Şanhay, 35 milyon nüfusu ile Çinin en büyük şehri ve ülkenin ticaret merkezi. Aynı zamanda Dünyanın Nil ve Amazon’dan sonra üçüncü, Asya’nın ise en uzun nehri olan Yangtze Nehri’nin (Uzun Nehir) Çin Denizi ile buluştuğu yer. Çin’in doğusunda bir burun şeklinde kurulmuş tarihi bir şehir. Bu nehir yüzyıllarca hem Şanhay’ın hem de Çin’in ticari olarak gelişmesine önemli katkıda bulunmuş. Şehrin ortasından geçen Huangpu Nehri (Sarı Nehir) ise ticari ulaşımın önemli araçlarından biri. Ayrıca Şanhay’ı tarihi bölgeden ayırarak belirgin bir şekilde ikiye bölüyor. Deniz kıyısında kalan Pudong Bölgesi 1980’li yıllarda ilk kez inşa edilmeye başlanmış ve 1993 yılından itibaren ise şehrin ticaret merkezi haline gelmiş. Eskiden Pudong Bölgesi o kadar boş ve değersizmiş ki orada arsan olacağına diğer tarafta yatağın olsun daha iyi derlermiş. Bugün ise devasa gökdelenlerin bulunduğu Lujiazui yarımadasının da bulunduğu modern bir merkez. Buradaki Şanhay Kulesi Burc El-Halifa’dan sonra dünyanın en uzun gökdeleni. 632 m yüksekliğinde ve 128 kattan oluşuyor. 180 Yuan karşılığında en tepesine kadar çıkabiliyorsunuz. Ancak nem bulutlarının olmadığı öğle saatlerinde çıkmanızı tavsiye ederim yoksa şehri görmeniz pek mümkün değil. Buradaki ikinci yüksek bina ise 492 m yükseklikte 101 katlı Şanhay Dünya Ticaret Merkezi. Bölgenin en göze çarpan yapısı ise Doğu’nun İncisi Kulesi. 462 m yüksekliğinde olmasına rağmen sadece 14 kat bulunuyor. Bu katlar da kule üzerinde iki top şeklinden oluşuyor. Kuledeki katlar geceliği oldukça pahalı bir otel olarak hizmet veriyor. Gökdelenlerin muhteşem showunu ise nehrin karşısındaki Bund Bölgesinden izleyebilir ve şahane fotoğraflar çekebilirsiniz. Gece burası Asyalı turistlerle doluyor ve şehir merkezindeki en çok talep edilen turistik yerlerden birisi. Bund aslında bu şehrin her iki yüzünü de deneyimleyebileceğiniz bir yer. Çünkü bir tarafınızda I. Dünya Savaşı sırasında İngilizlerin yönetiminde bulunan alan ve görkemli bir Avrupa mimarisini deneyimlerken diğer tarafta modern Şanhay’ın yüzü gökdelenlerin nehre yansımasını izleyebilirsiniz.

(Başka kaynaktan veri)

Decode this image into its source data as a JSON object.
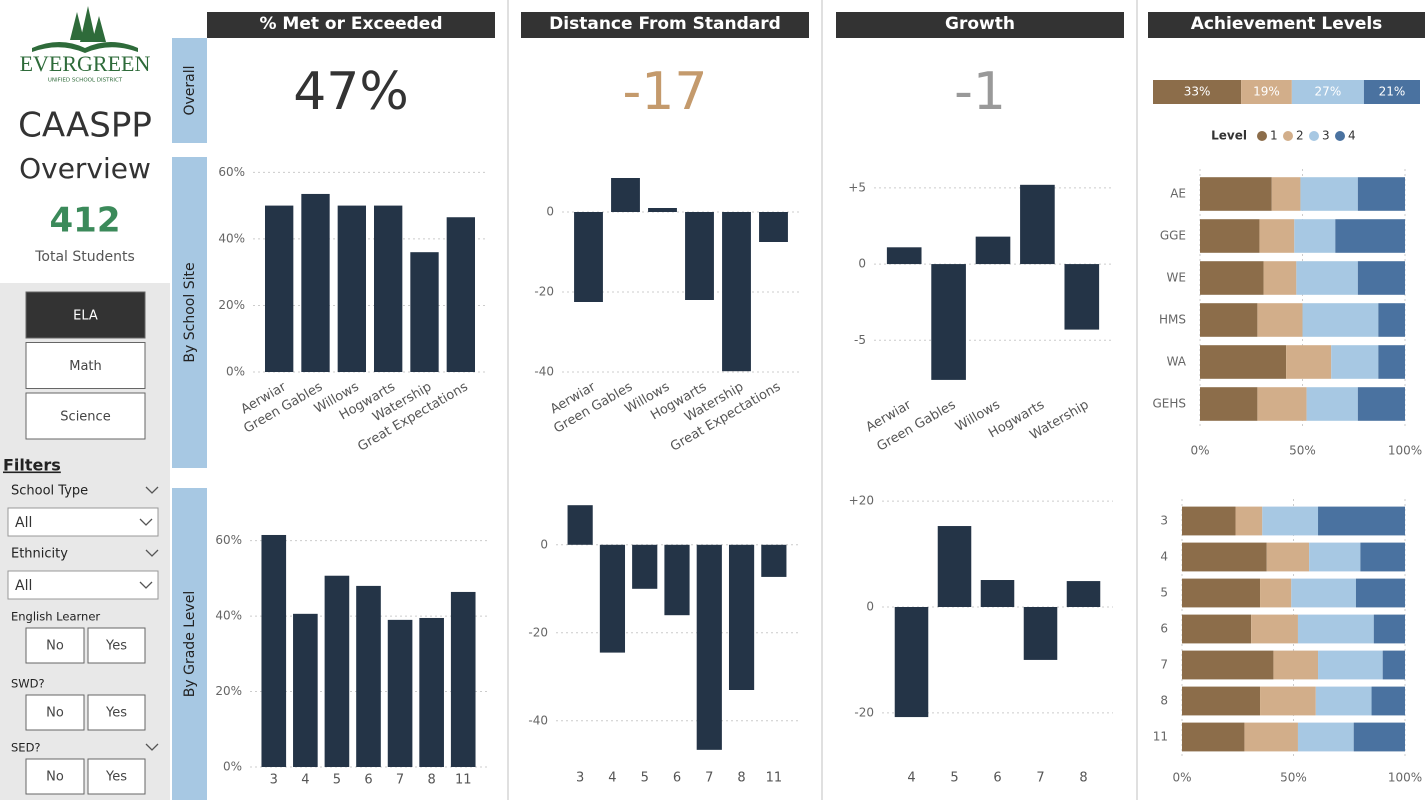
{
  "sidebar": {
    "logo_name": "EVERGREEN",
    "logo_sub": "UNIFIED SCHOOL DISTRICT",
    "title": "CAASPP",
    "subtitle": "Overview",
    "total": 412,
    "total_label": "Total Students",
    "subjects": [
      "ELA",
      "Math",
      "Science"
    ],
    "filters_title": "Filters",
    "dropdowns": [
      {
        "label": "School Type",
        "value": "All"
      },
      {
        "label": "Ethnicity",
        "value": "All"
      }
    ],
    "toggles": [
      {
        "label": "English Learner",
        "options": [
          "No",
          "Yes"
        ]
      },
      {
        "label": "SWD?",
        "options": [
          "No",
          "Yes"
        ]
      },
      {
        "label": "SED?",
        "options": [
          "No",
          "Yes"
        ]
      }
    ]
  },
  "panels": {
    "headers": [
      "% Met or Exceeded",
      "Distance From Standard",
      "Growth",
      "Achievement Levels"
    ],
    "row_labels": [
      "Overall",
      "By School Site",
      "By Grade Level"
    ],
    "kpis": [
      "47%",
      "-17",
      "-1"
    ]
  },
  "chart_data": [
    {
      "type": "bar",
      "categories": [
        "Aerwiar",
        "Green Gables",
        "Willows",
        "Hogwarts",
        "Watership",
        "Great Expectations"
      ],
      "values": [
        50,
        53.5,
        50,
        50,
        36,
        46.5
      ],
      "color": "#243447",
      "ylim": [
        0,
        64
      ],
      "yticks": [
        {
          "value": 0,
          "label": "0%"
        },
        {
          "value": 20,
          "label": "20%"
        },
        {
          "value": 40,
          "label": "40%"
        },
        {
          "value": 60,
          "label": "60%"
        }
      ],
      "grid": true
    },
    {
      "type": "bar",
      "categories": [
        "Aerwiar",
        "Green Gables",
        "Willows",
        "Hogwarts",
        "Watership",
        "Great Expectations"
      ],
      "values": [
        -22.5,
        8.5,
        1,
        -22,
        -39.8,
        -7.5
      ],
      "color": "#243447",
      "ylim": [
        -42,
        12
      ],
      "yticks": [
        0,
        -20,
        -40
      ],
      "grid": true
    },
    {
      "type": "bar",
      "categories": [
        "Aerwiar",
        "Green Gables",
        "Willows",
        "Hogwarts",
        "Watership"
      ],
      "values": [
        1.1,
        -7.6,
        1.8,
        5.2,
        -4.3
      ],
      "color": "#243447",
      "ylim": [
        -8,
        6.5
      ],
      "yticks": [
        {
          "value": 5,
          "label": "+5"
        },
        0,
        -5
      ],
      "grid": true
    },
    {
      "type": "stacked-bar",
      "legend_title": "Level",
      "series": [
        {
          "name": "1",
          "color": "#8c6d4a",
          "values": [
            33
          ],
          "value_labels": [
            "33%"
          ]
        },
        {
          "name": "2",
          "color": "#d2ae8a",
          "values": [
            19
          ],
          "value_labels": [
            "19%"
          ]
        },
        {
          "name": "3",
          "color": "#a7c8e3",
          "values": [
            27
          ],
          "value_labels": [
            "27%"
          ]
        },
        {
          "name": "4",
          "color": "#4a72a0",
          "values": [
            21
          ],
          "value_labels": [
            "21%"
          ]
        }
      ]
    },
    {
      "type": "stacked-hbar",
      "categories": [
        "AE",
        "GGE",
        "WE",
        "HMS",
        "WA",
        "GEHS"
      ],
      "series": [
        {
          "color": "#8c6d4a",
          "values": [
            35,
            29,
            31,
            28,
            42,
            28
          ]
        },
        {
          "color": "#d2ae8a",
          "values": [
            14,
            17,
            16,
            22,
            22,
            24
          ]
        },
        {
          "color": "#a7c8e3",
          "values": [
            28,
            20,
            30,
            37,
            23,
            25
          ]
        },
        {
          "color": "#4a72a0",
          "values": [
            23,
            34,
            23,
            13,
            13,
            23
          ]
        }
      ],
      "xlim": [
        0,
        100
      ],
      "xticks": [
        {
          "value": 0,
          "label": "0%"
        },
        {
          "value": 50,
          "label": "50%"
        },
        {
          "value": 100,
          "label": "100%"
        }
      ],
      "grid": true
    },
    {
      "type": "bar",
      "categories": [
        "3",
        "4",
        "5",
        "6",
        "7",
        "8",
        "11"
      ],
      "values": [
        61.5,
        40.6,
        50.7,
        48,
        39,
        39.5,
        46.4
      ],
      "color": "#243447",
      "ylim": [
        0,
        66
      ],
      "yticks": [
        {
          "value": 0,
          "label": "0%"
        },
        {
          "value": 20,
          "label": "20%"
        },
        {
          "value": 40,
          "label": "40%"
        },
        {
          "value": 60,
          "label": "60%"
        }
      ],
      "grid": true
    },
    {
      "type": "bar",
      "categories": [
        "3",
        "4",
        "5",
        "6",
        "7",
        "8",
        "11"
      ],
      "values": [
        9,
        -24.5,
        -10,
        -16,
        -46.6,
        -33,
        -7.3
      ],
      "color": "#243447",
      "ylim": [
        -48,
        12
      ],
      "yticks": [
        0,
        -20,
        -40
      ],
      "grid": true
    },
    {
      "type": "bar",
      "categories": [
        "4",
        "5",
        "6",
        "7",
        "8"
      ],
      "values": [
        -20.8,
        15.3,
        5.1,
        -10,
        4.9
      ],
      "color": "#243447",
      "ylim": [
        -24,
        24
      ],
      "yticks": [
        {
          "value": 20,
          "label": "+20"
        },
        0,
        -20
      ],
      "grid": true
    },
    {
      "type": "stacked-hbar",
      "categories": [
        "3",
        "4",
        "5",
        "6",
        "7",
        "8",
        "11"
      ],
      "series": [
        {
          "color": "#8c6d4a",
          "values": [
            24,
            38,
            35,
            31,
            41,
            35,
            28
          ]
        },
        {
          "color": "#d2ae8a",
          "values": [
            12,
            19,
            14,
            21,
            20,
            25,
            24
          ]
        },
        {
          "color": "#a7c8e3",
          "values": [
            25,
            23,
            29,
            34,
            29,
            25,
            25
          ]
        },
        {
          "color": "#4a72a0",
          "values": [
            39,
            20,
            22,
            14,
            10,
            15,
            23
          ]
        }
      ],
      "xlim": [
        0,
        100
      ],
      "xticks": [
        {
          "value": 0,
          "label": "0%"
        },
        {
          "value": 50,
          "label": "50%"
        },
        {
          "value": 100,
          "label": "100%"
        }
      ],
      "grid": true
    }
  ]
}
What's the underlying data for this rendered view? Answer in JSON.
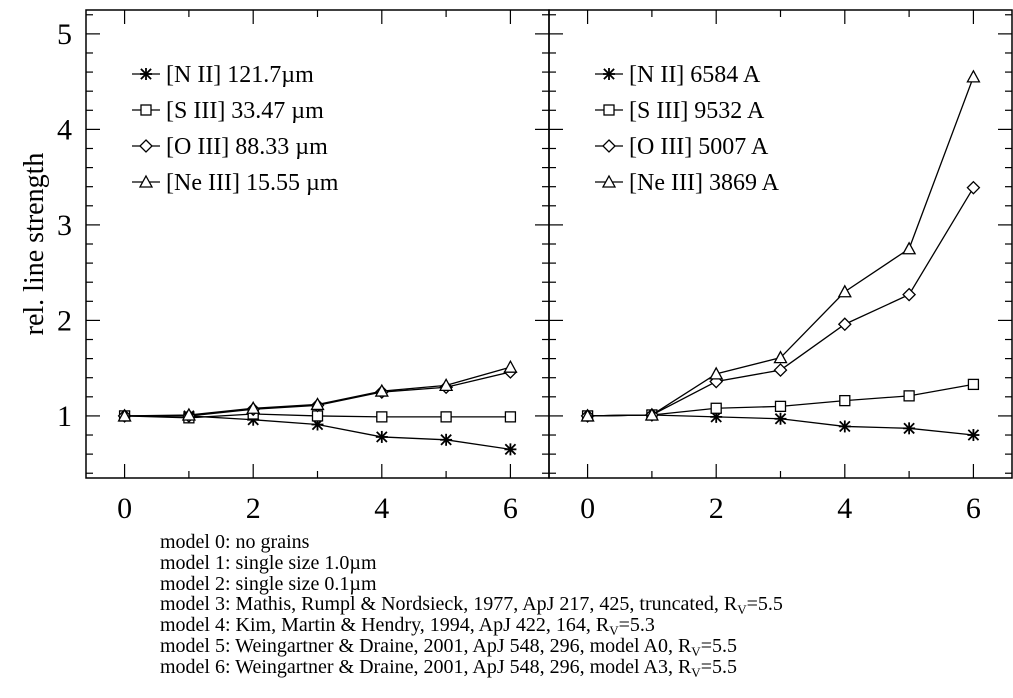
{
  "chart_data": [
    {
      "type": "line",
      "ylabel": "rel. line strength",
      "xlabel": "",
      "xlim": [
        -0.6,
        6.6
      ],
      "ylim": [
        0.35,
        5.25
      ],
      "x_ticks": [
        "0",
        "2",
        "4",
        "6"
      ],
      "y_ticks": [
        "1",
        "2",
        "3",
        "4",
        "5"
      ],
      "legend_position": "top-left",
      "x": [
        0,
        1,
        2,
        3,
        4,
        5,
        6
      ],
      "series": [
        {
          "name": "[N II] 121.7µm",
          "marker": "asterisk",
          "values": [
            1.0,
            1.0,
            0.96,
            0.91,
            0.78,
            0.75,
            0.65
          ]
        },
        {
          "name": "[S III] 33.47 µm",
          "marker": "square",
          "values": [
            1.0,
            0.98,
            1.02,
            1.0,
            0.99,
            0.99,
            0.99
          ]
        },
        {
          "name": "[O III] 88.33 µm",
          "marker": "diamond",
          "values": [
            1.0,
            1.0,
            1.07,
            1.11,
            1.25,
            1.3,
            1.46
          ]
        },
        {
          "name": "[Ne III] 15.55 µm",
          "marker": "triangle",
          "values": [
            1.0,
            1.01,
            1.08,
            1.12,
            1.26,
            1.32,
            1.51
          ]
        }
      ]
    },
    {
      "type": "line",
      "ylabel": "",
      "xlabel": "",
      "xlim": [
        -0.6,
        6.6
      ],
      "ylim": [
        0.35,
        5.25
      ],
      "x_ticks": [
        "0",
        "2",
        "4",
        "6"
      ],
      "y_ticks": [],
      "legend_position": "top-left",
      "x": [
        0,
        1,
        2,
        3,
        4,
        5,
        6
      ],
      "series": [
        {
          "name": "[N II] 6584 A",
          "marker": "asterisk",
          "values": [
            1.0,
            1.01,
            0.99,
            0.97,
            0.89,
            0.87,
            0.8
          ]
        },
        {
          "name": "[S III] 9532 A",
          "marker": "square",
          "values": [
            1.0,
            1.01,
            1.08,
            1.1,
            1.16,
            1.21,
            1.33
          ]
        },
        {
          "name": "[O III] 5007 A",
          "marker": "diamond",
          "values": [
            1.0,
            1.01,
            1.36,
            1.48,
            1.96,
            2.27,
            3.39
          ]
        },
        {
          "name": "[Ne III] 3869 A",
          "marker": "triangle",
          "values": [
            1.0,
            1.01,
            1.44,
            1.61,
            2.3,
            2.75,
            4.55
          ]
        }
      ]
    }
  ],
  "notes": [
    {
      "text": "model 0: no grains",
      "sub": "",
      "tail": ""
    },
    {
      "text": "model 1: single size 1.0µm",
      "sub": "",
      "tail": ""
    },
    {
      "text": "model 2: single size 0.1µm",
      "sub": "",
      "tail": ""
    },
    {
      "text": "model 3: Mathis, Rumpl & Nordsieck, 1977, ApJ 217, 425, truncated, R",
      "sub": "V",
      "tail": "=5.5"
    },
    {
      "text": "model 4: Kim, Martin & Hendry, 1994, ApJ 422, 164, R",
      "sub": "V",
      "tail": "=5.3"
    },
    {
      "text": "model 5: Weingartner & Draine, 2001, ApJ 548, 296, model A0, R",
      "sub": "V",
      "tail": "=5.5"
    },
    {
      "text": "model 6: Weingartner & Draine, 2001, ApJ 548, 296, model A3, R",
      "sub": "V",
      "tail": "=5.5"
    }
  ]
}
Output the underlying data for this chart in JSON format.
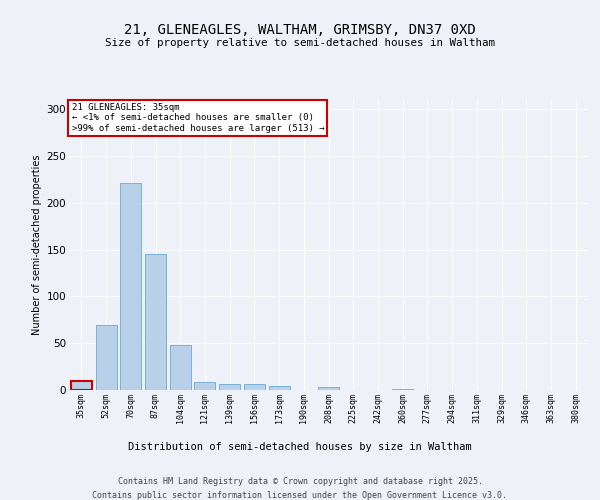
{
  "title1": "21, GLENEAGLES, WALTHAM, GRIMSBY, DN37 0XD",
  "title2": "Size of property relative to semi-detached houses in Waltham",
  "xlabel": "Distribution of semi-detached houses by size in Waltham",
  "ylabel": "Number of semi-detached properties",
  "categories": [
    "35sqm",
    "52sqm",
    "70sqm",
    "87sqm",
    "104sqm",
    "121sqm",
    "139sqm",
    "156sqm",
    "173sqm",
    "190sqm",
    "208sqm",
    "225sqm",
    "242sqm",
    "260sqm",
    "277sqm",
    "294sqm",
    "311sqm",
    "329sqm",
    "346sqm",
    "363sqm",
    "380sqm"
  ],
  "values": [
    10,
    70,
    221,
    145,
    48,
    9,
    6,
    6,
    4,
    0,
    3,
    0,
    0,
    1,
    0,
    0,
    0,
    0,
    0,
    0,
    0
  ],
  "bar_color": "#b8d0e8",
  "bar_edge_color": "#6aaad4",
  "annotation_title": "21 GLENEAGLES: 35sqm",
  "annotation_line1": "← <1% of semi-detached houses are smaller (0)",
  "annotation_line2": ">99% of semi-detached houses are larger (513) →",
  "annotation_box_color": "#ffffff",
  "annotation_box_edge": "#cc0000",
  "ylim": [
    0,
    310
  ],
  "yticks": [
    0,
    50,
    100,
    150,
    200,
    250,
    300
  ],
  "footer1": "Contains HM Land Registry data © Crown copyright and database right 2025.",
  "footer2": "Contains public sector information licensed under the Open Government Licence v3.0.",
  "bg_color": "#eef2f8",
  "plot_bg_color": "#eef2f8"
}
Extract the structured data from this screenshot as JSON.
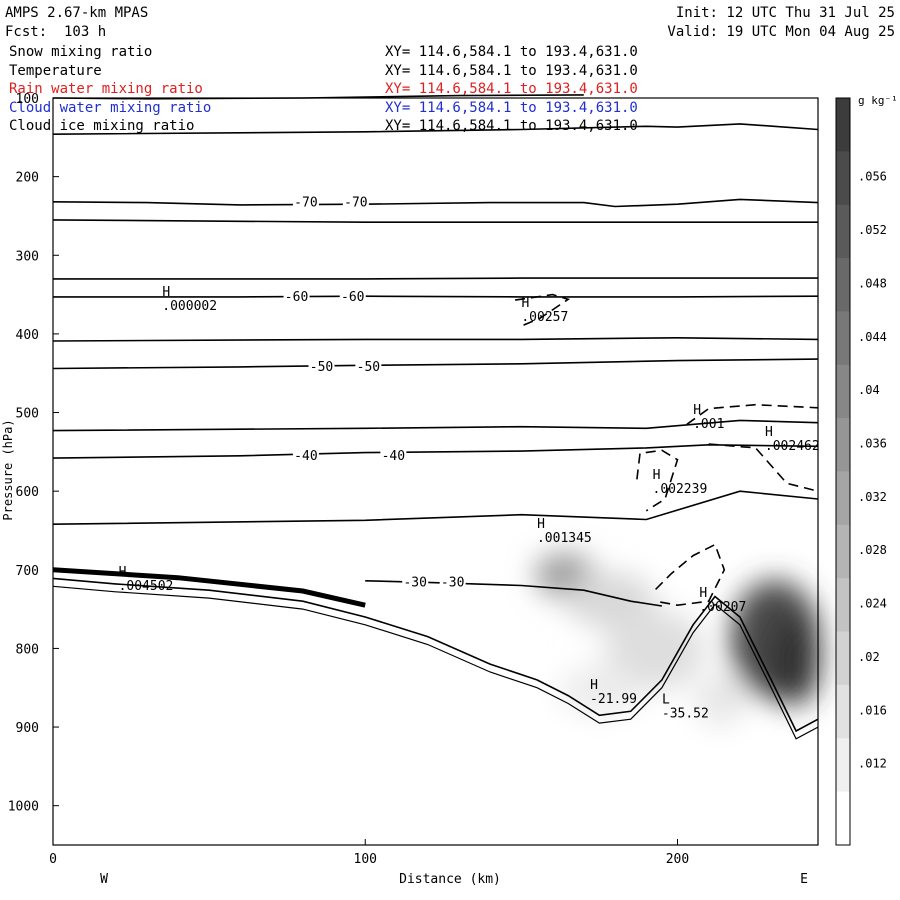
{
  "header": {
    "model": "AMPS 2.67-km MPAS",
    "fcst": "Fcst:  103 h",
    "init": "Init: 12 UTC Thu 31 Jul 25",
    "valid": "Valid: 19 UTC Mon 04 Aug 25"
  },
  "fields": [
    {
      "name": "Snow mixing ratio",
      "xy": "XY= 114.6,584.1 to 193.4,631.0",
      "color": "#000000"
    },
    {
      "name": "Temperature",
      "xy": "XY= 114.6,584.1 to 193.4,631.0",
      "color": "#000000"
    },
    {
      "name": "Rain water mixing ratio",
      "xy": "XY= 114.6,584.1 to 193.4,631.0",
      "color": "#e02020"
    },
    {
      "name": "Cloud water mixing ratio",
      "xy": "XY= 114.6,584.1 to 193.4,631.0",
      "color": "#2030d0"
    },
    {
      "name": "Cloud ice mixing ratio",
      "xy": "XY= 114.6,584.1 to 193.4,631.0",
      "color": "#000000"
    }
  ],
  "chart_data": {
    "type": "heatmap",
    "xlabel": "Distance (km)",
    "ylabel": "Pressure (hPa)",
    "xlim": [
      0,
      245
    ],
    "ylim": [
      1050,
      100
    ],
    "x_ticks": [
      0,
      100,
      200
    ],
    "y_ticks": [
      100,
      200,
      300,
      400,
      500,
      600,
      700,
      800,
      900,
      1000
    ],
    "west_label": "W",
    "east_label": "E",
    "colorbar": {
      "unit": "g kg⁻¹",
      "ticks": [
        ".056",
        ".052",
        ".048",
        ".044",
        ".04",
        ".036",
        ".032",
        ".028",
        ".024",
        ".02",
        ".016",
        ".012"
      ],
      "min": 0.008,
      "max": 0.062
    },
    "temperature_contours": [
      {
        "label": "-70",
        "x": [
          0,
          30,
          60,
          100,
          140,
          170,
          180,
          200,
          220,
          245
        ],
        "p": [
          232,
          233,
          236,
          235,
          233,
          233,
          238,
          235,
          229,
          233
        ],
        "labels_at": [
          [
            81,
            "-70"
          ],
          [
            97,
            "-70"
          ]
        ]
      },
      {
        "label": "-60",
        "x": [
          0,
          60,
          100,
          150,
          200,
          245
        ],
        "p": [
          353,
          353,
          352,
          353,
          353,
          352
        ],
        "labels_at": [
          [
            78,
            "-60"
          ],
          [
            96,
            "-60"
          ]
        ]
      },
      {
        "label": "-50",
        "x": [
          0,
          60,
          100,
          150,
          200,
          245
        ],
        "p": [
          444,
          442,
          440,
          438,
          434,
          432
        ],
        "labels_at": [
          [
            86,
            "-50"
          ],
          [
            101,
            "-50"
          ]
        ]
      },
      {
        "label": "-40",
        "x": [
          0,
          60,
          100,
          150,
          190,
          210,
          245
        ],
        "p": [
          558,
          555,
          551,
          549,
          545,
          541,
          543
        ],
        "labels_at": [
          [
            81,
            "-40"
          ],
          [
            109,
            "-40"
          ]
        ]
      },
      {
        "label": "-30",
        "x": [
          100,
          120,
          150,
          170,
          185,
          195
        ],
        "p": [
          714,
          716,
          720,
          726,
          740,
          746
        ],
        "labels_at": [
          [
            116,
            "-30"
          ],
          [
            128,
            "-30"
          ]
        ]
      }
    ],
    "extrema": [
      {
        "kind": "H",
        "value": ".000002",
        "x": 35,
        "p": 362
      },
      {
        "kind": "H",
        "value": ".00257",
        "x": 150,
        "p": 376
      },
      {
        "kind": "H",
        "value": ".001",
        "x": 205,
        "p": 512
      },
      {
        "kind": "H",
        "value": ".002462",
        "x": 228,
        "p": 540
      },
      {
        "kind": "H",
        "value": ".002239",
        "x": 192,
        "p": 595
      },
      {
        "kind": "H",
        "value": ".001345",
        "x": 155,
        "p": 657
      },
      {
        "kind": "H",
        "value": ".004502",
        "x": 21,
        "p": 718
      },
      {
        "kind": "H",
        "value": ".00207",
        "x": 207,
        "p": 745
      },
      {
        "kind": "H",
        "value": "-21.99",
        "x": 172,
        "p": 862
      },
      {
        "kind": "L",
        "value": "-35.52",
        "x": 195,
        "p": 880
      }
    ]
  }
}
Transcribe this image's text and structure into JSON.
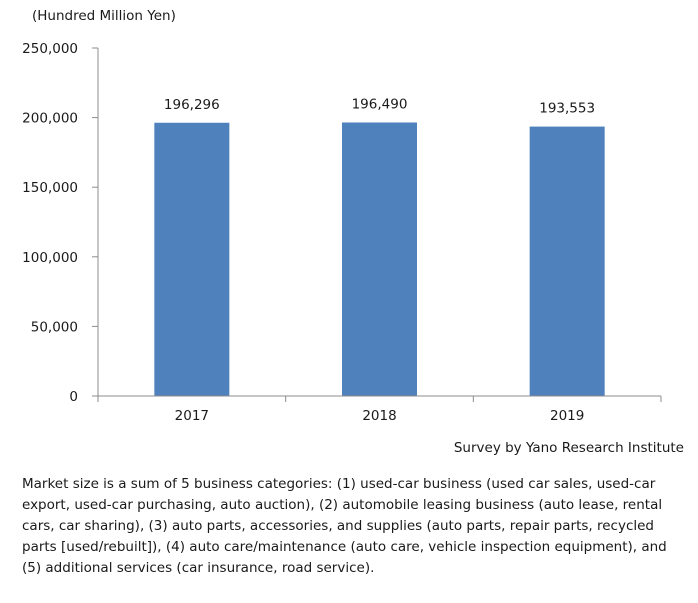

  Ertesi gün Şanhay’ın en meşhur turistik merkezi Yuyuan Bahçesi’ne gittik. Türkçede “Mutluluk Bahçesi” anlamına geliyor. 1577 yılında Ming Hanedanı tarafından yapılmış. Zamanla tahrip olan bahçe ilk kez 1961 yılında ziyarete açılmış. Geleneksel Çin mimarisinin en güzel örneklerini taşıyan Yuyuan Bahçesi’nde yöresel yemeklerden hediyelik eşyaya pek çok ürüne ulaşmanız mümkün. Deniz ürünlerinin satıldığı ve sokak lezzeti olarak tadabileceğiniz marketler, çay satın alabileceğiniz çay evleri, geleneksel şeker, kek gibi atıştırmalıkların satıldığı dükkânlar ile gümüşçüler oldukça yaygın ve sınırsız çeşit bulunuyor. Hatta burada Çin’de metidatif etkisi bulunduğuna inanılan kokuların üretildiği dükkânlara da ulaşabilirsiniz. Bahçe her ne kadar turistik özellik kazanıp kalabalıklaşmış olsa da iç bahçelere girip balıklarla dolu küçük göletin üzerine kurulmuş köprülerle geleneksel evlerin yanı başında dolaşmak hala son derece huzur verici. Burada çalan müziklerle kendinizi Çin coğrafyasının yüksek dağlarında meditasyon yapıyormuş gibi hissedebilirsiniz.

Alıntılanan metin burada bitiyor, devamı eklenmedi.